But as valid as these criticisms are, in many ways the skeletal nature of the Compensation Bill and the NHS Redress Bill merely reflect modern drafting convention. The detail in so many bills today is left to later regulation, allowing the government much greater flexibility in how they implement Acts and - in effect - how they update them. Ministers will say that this approach allows for the tweaking and fine-tuning of statutes without recourse to costly and time-consuming fresh primary legislation, while opponents will argue that it simply allows the government to by-pass important parliamentary scrutiny.


The ability to use statutory instruments to make substantial changes to Acts of Parliament has been given a recent fillip by the introduction of the Legislative and Regulatory Reform Bill (see [2006] Gazette, 2 March, 8). Essentially an extension of the 2001 Regulatory Reform Act, the new measure is designed to make it easier to remove regulatory and other burdens on business in pre-existing legislation, as well as providing a kind of fast-track procedure for non-controversial Law Commission recommendations, many of which had foundered in the past because of lack of parliamentary time.

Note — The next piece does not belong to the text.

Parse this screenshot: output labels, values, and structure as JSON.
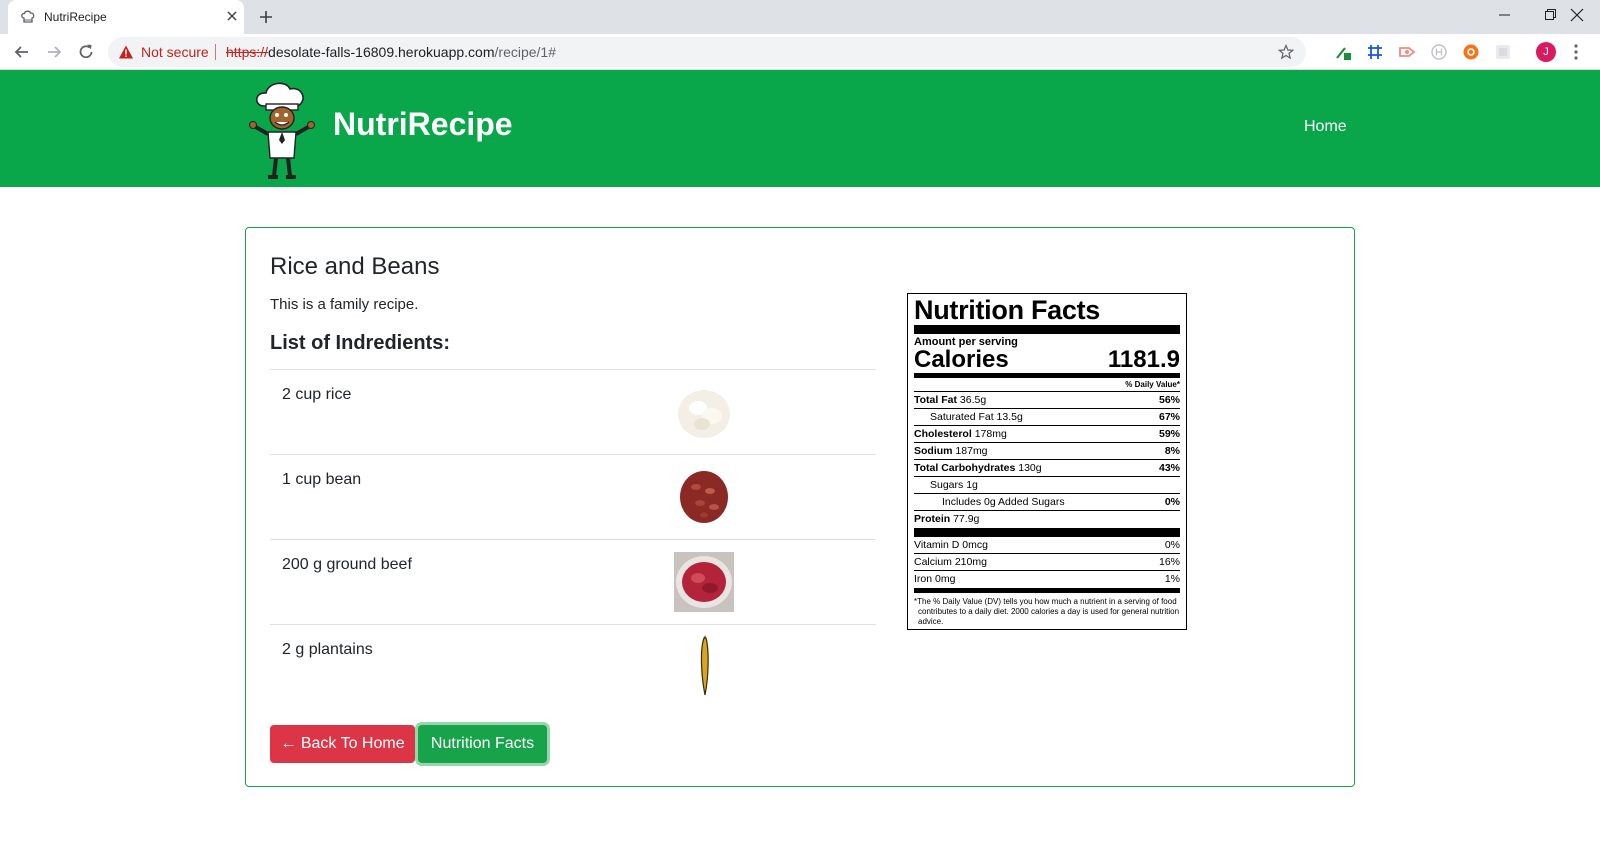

While the stated aim of the Bill is laudable, the problem is that it gives ministers the potential power to make substantial changes to any Act of Parliament using the statutory instrument procedure. The potential for abuse is therefore great.


While welcoming the aims of the Bill, the Law Society has warned that many more safeguards are required in order to limit when and how the power is used. Above all, the Society wants to make sure that Parliament is able to challenge the use of the new procedure at an early stage and to ensure that proper scrutiny takes place where it is most needed.